Ability to call upon a bank guarantee
Landlords accepting a bank guarantee as security should be aware of the recent NSW Supreme Court decision FMT Aircraft Gate Support Systems v Sydney Ports Corporation  which narrowed the test for the entitlement to claim upon a guarantee.
Landlords seeking recourse to a bank guarantee will now have to demonstrate that they have an arguable claim rather than satisfying the more subjective test of establishing a bona fides belief in a claim.
FMT and its joint venture partner were engaged by Sydney Ports Corporation to design, manufacture and supervise the construction of a gangway at the Overseas Passenger Terminal in Circular Quay, Sydney.
On 20 June 2007, the parties entered into a Contract for the works in the form of AS4910-2002.
FMT provided a bank guarantee in the amount of $390,000 pursuant to the Contract which was expressed to expire on 31 July 2010. On 9 July 2010, Sydney Ports call upon the bank guarantee for liquidated damages and damages for defective workmanship it claimed were due under the Contract.
Clause 5.2 of the Contract provides as follows:
‘The Purchaser [Sydney Ports] may have recourse to security where the Purchaser has any claim or entitlement to payment of damages, costs or an amount of debt due by the Contractor [FMT] to it under this contract’.
Justice Pembroke held that although it is ‘tempting’ to make generalised statements about the interpretation of clauses entitling a party to claim upon a guarantee, it is important that each clause be interpreted on its own construction. To this end, the Court carefully examined clause 5.2 of the Contract and determined that the word ‘entitlement’ was used specifically to broaden the circumstances in which Sydney Ports would have recourse to the security.

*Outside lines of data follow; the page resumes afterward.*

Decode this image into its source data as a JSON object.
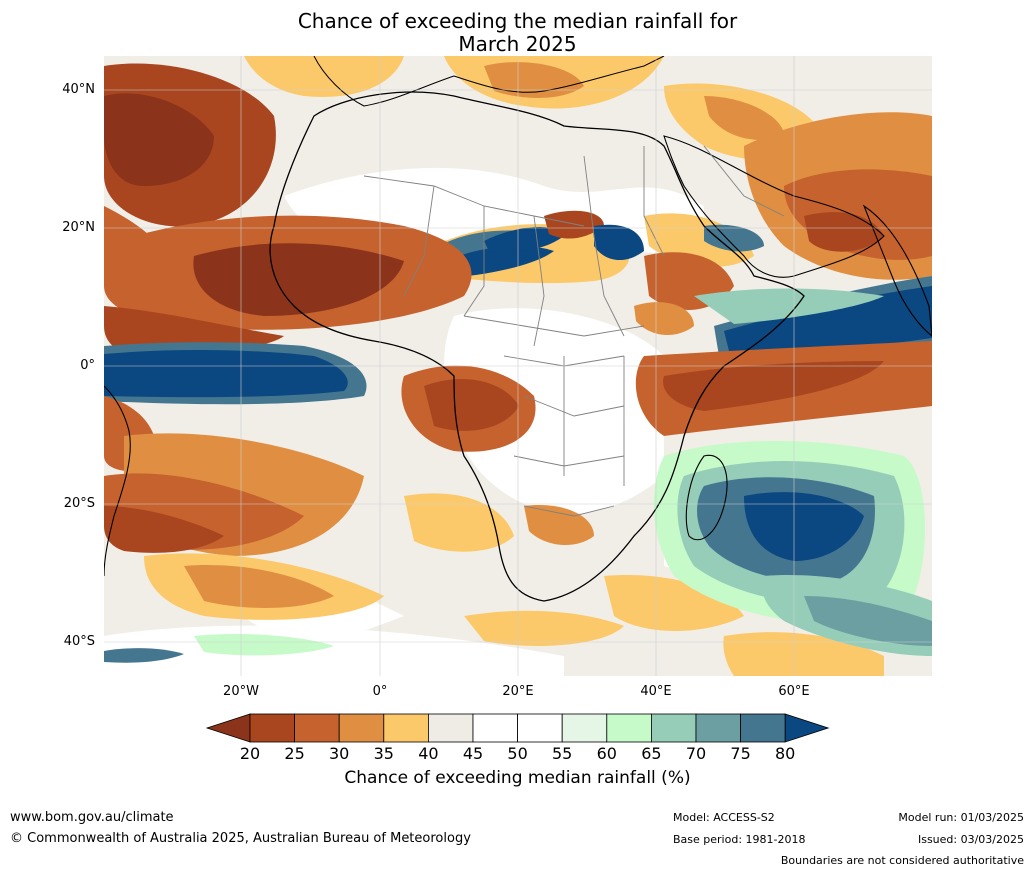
{
  "title_line1": "Chance of exceeding the median rainfall for",
  "title_line2": "March 2025",
  "lat_labels": [
    "40°N",
    "20°N",
    "0°",
    "20°S",
    "40°S"
  ],
  "lon_labels": [
    "20°W",
    "0°",
    "20°E",
    "40°E",
    "60°E"
  ],
  "colorbar": {
    "ticks": [
      "20",
      "25",
      "30",
      "35",
      "40",
      "45",
      "50",
      "55",
      "60",
      "65",
      "70",
      "75",
      "80"
    ],
    "colors": [
      "#8b331b",
      "#a9461f",
      "#c6622e",
      "#e08f42",
      "#fcc96a",
      "#efece6",
      "#ffffff",
      "#ffffff",
      "#e5f5e6",
      "#c6fac8",
      "#96cdb8",
      "#6b9fa2",
      "#44768f",
      "#0b4780"
    ],
    "label": "Chance of exceeding median rainfall (%)"
  },
  "footer": {
    "website": "www.bom.gov.au/climate",
    "copyright": "© Commonwealth of Australia 2025, Australian Bureau of Meteorology",
    "model": "Model: ACCESS-S2",
    "base_period": "Base period: 1981-2018",
    "model_run": "Model run: 01/03/2025",
    "issued": "Issued: 03/03/2025",
    "boundaries": "Boundaries are not considered authoritative"
  }
}
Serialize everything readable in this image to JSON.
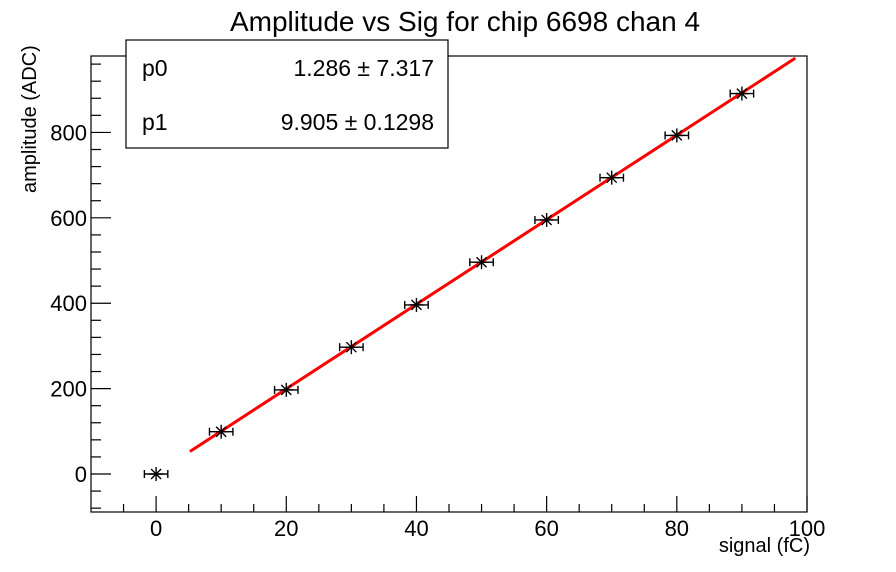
{
  "chart_data": {
    "type": "scatter",
    "title": "Amplitude vs Sig for chip 6698 chan 4",
    "xlabel": "signal (fC)",
    "ylabel": "amplitude (ADC)",
    "xlim": [
      -10,
      100
    ],
    "ylim": [
      -89,
      979
    ],
    "x_major_ticks": [
      0,
      20,
      40,
      60,
      80,
      100
    ],
    "y_major_ticks": [
      0,
      200,
      400,
      600,
      800
    ],
    "x_minor_step": 5,
    "y_minor_step": 40,
    "grid": false,
    "legend": null,
    "points": [
      {
        "x": 0,
        "y": 0,
        "xerr": 1.8
      },
      {
        "x": 10,
        "y": 99,
        "xerr": 1.8
      },
      {
        "x": 20,
        "y": 197,
        "xerr": 1.8
      },
      {
        "x": 30,
        "y": 297,
        "xerr": 1.8
      },
      {
        "x": 40,
        "y": 396,
        "xerr": 1.8
      },
      {
        "x": 50,
        "y": 496,
        "xerr": 1.8
      },
      {
        "x": 60,
        "y": 595,
        "xerr": 1.8
      },
      {
        "x": 70,
        "y": 694,
        "xerr": 1.8
      },
      {
        "x": 80,
        "y": 793,
        "xerr": 1.8
      },
      {
        "x": 90,
        "y": 891,
        "xerr": 1.8
      }
    ],
    "fit": {
      "p0": 1.286,
      "p1": 9.905,
      "draw_range": [
        5.2,
        98.2
      ],
      "color": "#ff0000",
      "line_width": 3
    },
    "marker": {
      "style": "asterisk",
      "color": "#000000"
    }
  },
  "stats_box": {
    "rows": [
      {
        "name": "p0",
        "value": "1.286 ± 7.317"
      },
      {
        "name": "p1",
        "value": "9.905 ± 0.1298"
      }
    ]
  },
  "colors": {
    "fit_line": "#ff0000",
    "axis": "#000000",
    "background": "#ffffff"
  }
}
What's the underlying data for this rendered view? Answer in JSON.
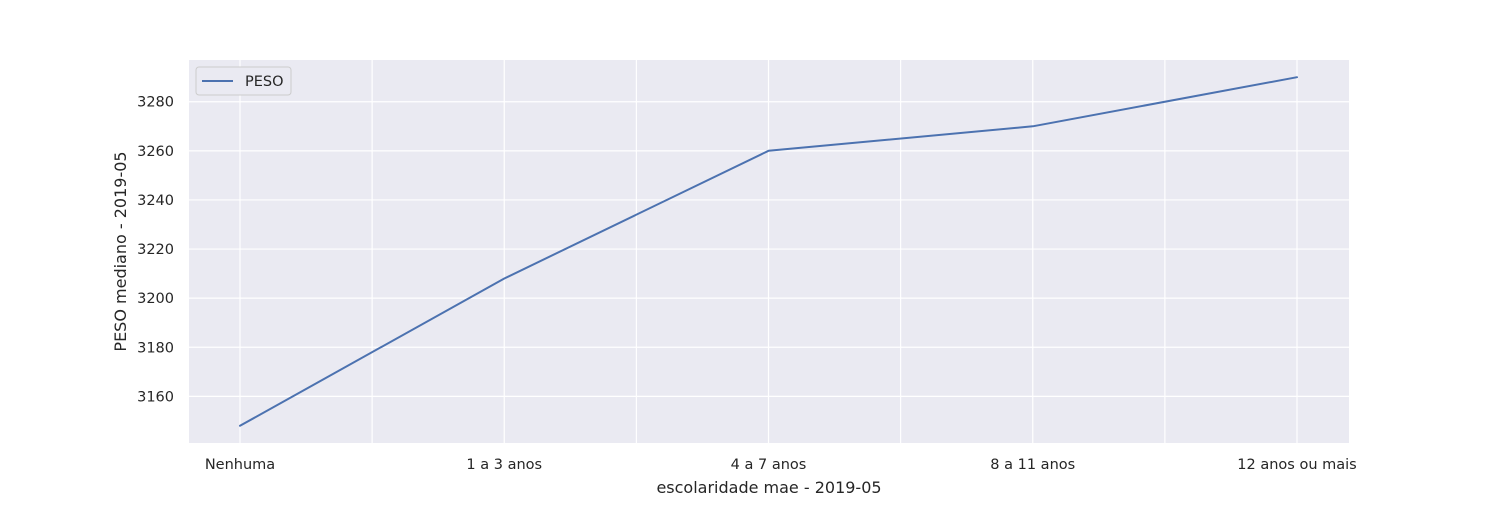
{
  "chart_data": {
    "type": "line",
    "categories": [
      "Nenhuma",
      "1 a 3 anos",
      "4 a 7 anos",
      "8 a 11 anos",
      "12 anos ou mais"
    ],
    "series": [
      {
        "name": "PESO",
        "values": [
          3148,
          3208,
          3260,
          3270,
          3290
        ],
        "color": "#4c72b0"
      }
    ],
    "title": "",
    "xlabel": "escolaridade mae - 2019-05",
    "ylabel": "PESO mediano - 2019-05",
    "ylim": [
      3141,
      3297
    ],
    "yticks": [
      3160,
      3180,
      3200,
      3220,
      3240,
      3260,
      3280
    ],
    "grid": true,
    "legend": "top-left",
    "colors": {
      "background": "#eaeaf2",
      "grid": "#ffffff",
      "line": "#4c72b0"
    }
  }
}
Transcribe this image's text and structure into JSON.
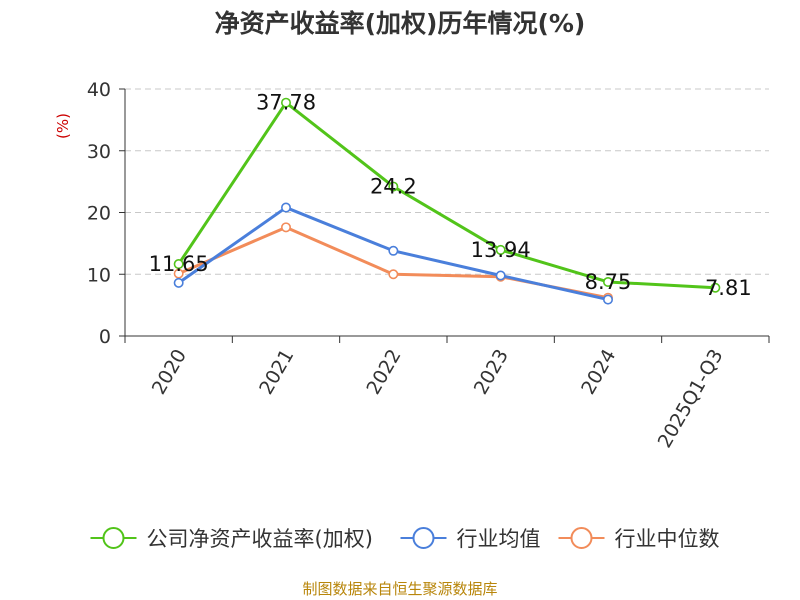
{
  "chart_data": {
    "type": "line",
    "title": "净资产收益率(加权)历年情况(%)",
    "ylabel": "(%)",
    "xlabel": "",
    "categories": [
      "2020",
      "2021",
      "2022",
      "2023",
      "2024",
      "2025Q1-Q3"
    ],
    "ylim": [
      0,
      40
    ],
    "yticks": [
      0,
      10,
      20,
      30,
      40
    ],
    "grid": true,
    "legend_position": "bottom",
    "series": [
      {
        "name": "公司净资产收益率(加权)",
        "color": "#52c41a",
        "values": [
          11.65,
          37.78,
          24.2,
          13.94,
          8.75,
          7.81
        ],
        "data_labels": [
          "11.65",
          "37.78",
          "24.2",
          "13.94",
          "8.75",
          "7.81"
        ]
      },
      {
        "name": "行业均值",
        "color": "#4a7fdb",
        "values": [
          8.6,
          20.8,
          13.8,
          9.8,
          5.9,
          null
        ]
      },
      {
        "name": "行业中位数",
        "color": "#f28c5a",
        "values": [
          10.1,
          17.6,
          10.0,
          9.6,
          6.2,
          null
        ]
      }
    ],
    "source": "制图数据来自恒生聚源数据库"
  }
}
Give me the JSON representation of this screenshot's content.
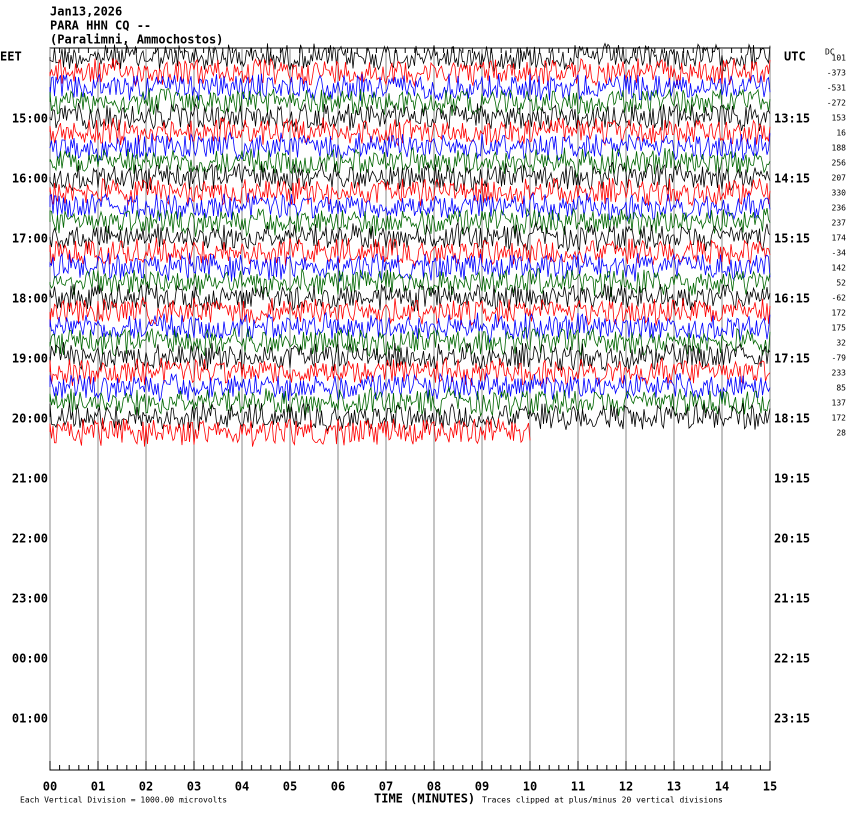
{
  "header": {
    "lines": [
      "Jan13,2026",
      "PARA HHN CQ --",
      "(Paralimni, Ammochostos)"
    ]
  },
  "left_axis": {
    "title": "EET",
    "labels": [
      "15:00",
      "16:00",
      "17:00",
      "18:00",
      "19:00",
      "20:00",
      "21:00",
      "22:00",
      "23:00",
      "00:00",
      "01:00"
    ]
  },
  "right_axis": {
    "title": "UTC",
    "labels": [
      "13:15",
      "14:15",
      "15:15",
      "16:15",
      "17:15",
      "18:15",
      "19:15",
      "20:15",
      "21:15",
      "22:15",
      "23:15"
    ]
  },
  "dc": {
    "title": "DC",
    "values": [
      "101",
      "-373",
      "-531",
      "-272",
      "153",
      "16",
      "188",
      "256",
      "207",
      "330",
      "236",
      "237",
      "174",
      "-34",
      "142",
      "52",
      "-62",
      "172",
      "175",
      "32",
      "-79",
      "233",
      "85",
      "137",
      "172",
      "28"
    ]
  },
  "x_axis": {
    "title": "TIME (MINUTES)",
    "labels": [
      "00",
      "01",
      "02",
      "03",
      "04",
      "05",
      "06",
      "07",
      "08",
      "09",
      "10",
      "11",
      "12",
      "13",
      "14",
      "15"
    ]
  },
  "footer": {
    "scale": "Each Vertical Division = 1000.00 microvolts",
    "clip": "Traces clipped at plus/minus 20 vertical divisions"
  }
}
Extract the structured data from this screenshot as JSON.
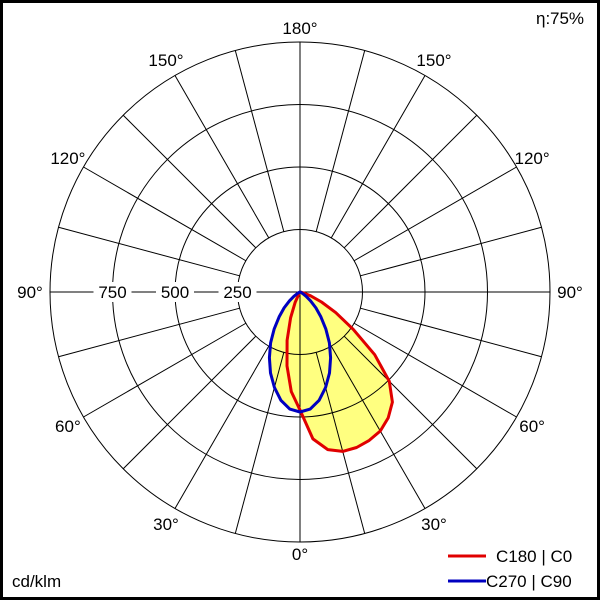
{
  "chart_data": {
    "type": "polar",
    "efficiency_label": "η:",
    "efficiency_value": "75%",
    "unit_label": "cd/klm",
    "radial_ticks": [
      250,
      500,
      750
    ],
    "radial_tick_labels": [
      "250",
      "500",
      "750"
    ],
    "radial_max": 1000,
    "angle_step_deg": 15,
    "angle_labels": [
      {
        "angle": 180,
        "label": "180°"
      },
      {
        "angle": 150,
        "label": "150°"
      },
      {
        "angle": 120,
        "label": "120°"
      },
      {
        "angle": 90,
        "label": "90°"
      },
      {
        "angle": 60,
        "label": "60°"
      },
      {
        "angle": 30,
        "label": "30°"
      },
      {
        "angle": 0,
        "label": "0°"
      }
    ],
    "gamma": [
      0,
      5,
      10,
      15,
      20,
      25,
      30,
      35,
      40,
      45,
      50,
      55,
      60,
      65,
      70,
      75,
      80,
      85,
      90
    ],
    "series": [
      {
        "name": "C180 | C0",
        "color": "#e00000",
        "left_plane": "C180",
        "right_plane": "C0",
        "left_values": [
          472,
          400,
          300,
          200,
          110,
          45,
          10,
          0,
          0,
          0,
          0,
          0,
          0,
          0,
          0,
          0,
          0,
          0,
          0
        ],
        "right_values": [
          472,
          590,
          640,
          660,
          662,
          655,
          642,
          615,
          575,
          505,
          390,
          260,
          165,
          95,
          45,
          15,
          0,
          0,
          0
        ]
      },
      {
        "name": "C270 | C90",
        "color": "#0000c0",
        "left_plane": "C270",
        "right_plane": "C90",
        "left_values": [
          480,
          470,
          440,
          395,
          345,
          290,
          235,
          180,
          130,
          90,
          55,
          30,
          12,
          3,
          0,
          0,
          0,
          0,
          0
        ],
        "right_values": [
          480,
          470,
          440,
          395,
          345,
          290,
          235,
          180,
          130,
          90,
          55,
          30,
          12,
          3,
          0,
          0,
          0,
          0,
          0
        ]
      }
    ],
    "fill_color": "#ffff80",
    "legend_placement": "bottom-right"
  }
}
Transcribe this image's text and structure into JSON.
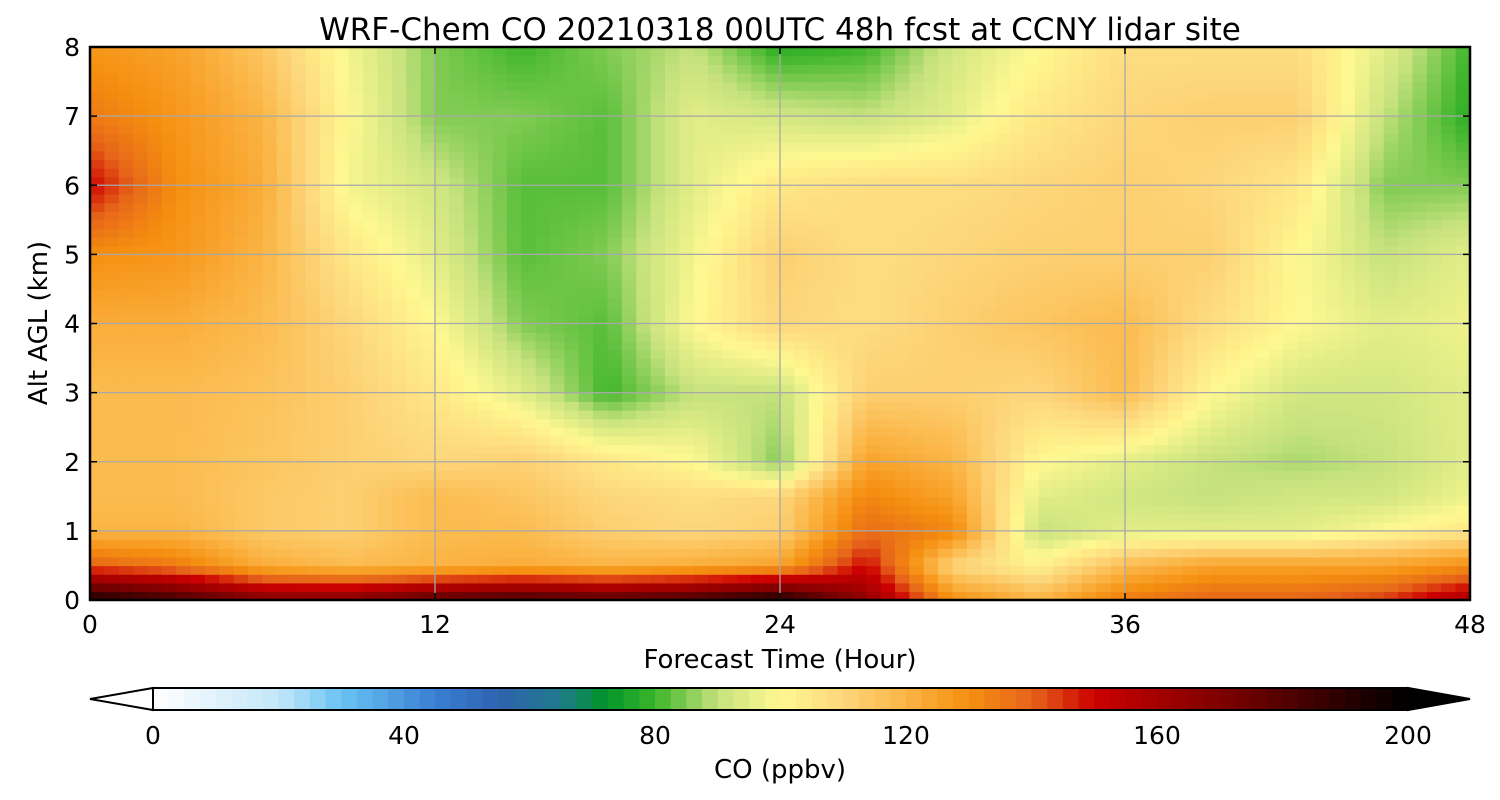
{
  "chart_data": {
    "type": "heatmap",
    "title": "WRF-Chem CO  20210318 00UTC 48h fcst at CCNY lidar site",
    "xlabel": "Forecast Time (Hour)",
    "ylabel": "Alt AGL (km)",
    "xlim": [
      0,
      48
    ],
    "ylim": [
      0,
      8
    ],
    "x_ticks": [
      "0",
      "12",
      "24",
      "36",
      "48"
    ],
    "y_ticks": [
      "0",
      "1",
      "2",
      "3",
      "4",
      "5",
      "6",
      "7",
      "8"
    ],
    "grid": true,
    "x": [
      0,
      3,
      6,
      9,
      12,
      15,
      18,
      21,
      24,
      27,
      30,
      33,
      36,
      39,
      42,
      45,
      48
    ],
    "y": [
      0,
      0.5,
      1,
      1.5,
      2,
      3,
      4,
      5,
      6,
      7,
      8
    ],
    "z_units": "ppbv",
    "z": [
      [
        195,
        185,
        170,
        170,
        180,
        185,
        180,
        185,
        195,
        165,
        130,
        120,
        135,
        140,
        140,
        145,
        160
      ],
      [
        140,
        135,
        122,
        118,
        120,
        122,
        120,
        122,
        125,
        150,
        110,
        102,
        118,
        125,
        125,
        125,
        130
      ],
      [
        120,
        120,
        114,
        112,
        118,
        118,
        112,
        110,
        112,
        138,
        132,
        90,
        95,
        95,
        95,
        100,
        105
      ],
      [
        118,
        118,
        114,
        112,
        118,
        115,
        110,
        108,
        110,
        132,
        125,
        95,
        92,
        90,
        92,
        92,
        97
      ],
      [
        118,
        118,
        115,
        112,
        110,
        112,
        105,
        100,
        85,
        125,
        120,
        100,
        95,
        90,
        88,
        90,
        95
      ],
      [
        118,
        118,
        116,
        112,
        105,
        95,
        80,
        90,
        90,
        112,
        112,
        110,
        118,
        100,
        92,
        92,
        95
      ],
      [
        122,
        122,
        118,
        110,
        100,
        85,
        82,
        100,
        110,
        108,
        112,
        115,
        118,
        108,
        100,
        95,
        97
      ],
      [
        130,
        128,
        120,
        105,
        95,
        82,
        85,
        98,
        112,
        108,
        110,
        112,
        112,
        112,
        100,
        90,
        95
      ],
      [
        150,
        130,
        122,
        98,
        92,
        82,
        82,
        95,
        105,
        108,
        108,
        110,
        112,
        110,
        105,
        85,
        85
      ],
      [
        135,
        128,
        120,
        100,
        85,
        85,
        82,
        95,
        92,
        90,
        95,
        105,
        110,
        112,
        112,
        90,
        78
      ],
      [
        128,
        125,
        115,
        98,
        85,
        80,
        85,
        90,
        78,
        80,
        92,
        100,
        108,
        108,
        108,
        95,
        80
      ]
    ],
    "colorbar": {
      "label": "CO  (ppbv)",
      "min": 0,
      "max": 200,
      "ticks": [
        "0",
        "40",
        "80",
        "120",
        "160",
        "200"
      ],
      "extend": "both",
      "colors": {
        "v0": "#ffffff",
        "v20": "#c3e6f8",
        "v30": "#69c3f3",
        "v45": "#3a7fd3",
        "v55": "#2f62b0",
        "v65": "#1f7a8a",
        "v72": "#00942a",
        "v80": "#3db52a",
        "v90": "#c6e27d",
        "v100": "#fff891",
        "v110": "#fdd67b",
        "v120": "#fbb444",
        "v130": "#f58f10",
        "v140": "#e6641a",
        "v150": "#cc0000",
        "v175": "#690000",
        "v200": "#000000"
      }
    }
  }
}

Courts have previously interpreted the use of the word ‘claim’ in clauses such as 5.2 of the Contract as requiring only a ‘mere honest or bonafide belief in a claim’ to be able to call upon the performance guarantee . However, Justice Pembroke held that this test was too subjective and that more was required despite having already established that the phrase ‘claim or entitlement’ was specifically used to broaden the circumstances in which Sydney Ports would have recourse to the guarantee.
The more appropriate test was found to be whether Sydney Ports had ‘an arguable claim – one that is not specious, fanciful or untenable’.
As an aside, Justice Pembroke also observed that it is not necessary to quantify a claim for damages in order to be entitled to have recourse to the security. This is a matter for determination at a later stage.
This case highlights the importance of carefully worded guarantee provisions in all Contracts where a performance guarantee is required. In particular, parties should consider whether the guarantee provisions in otherwise ‘standard’ form Contracts is suitable to their requirements.
Landlords should now think twice before claiming upon a bank guarantee. They should ensure that they have an ‘arguable claim’ to do so, rather than a ‘mere honest belief’ in a claim.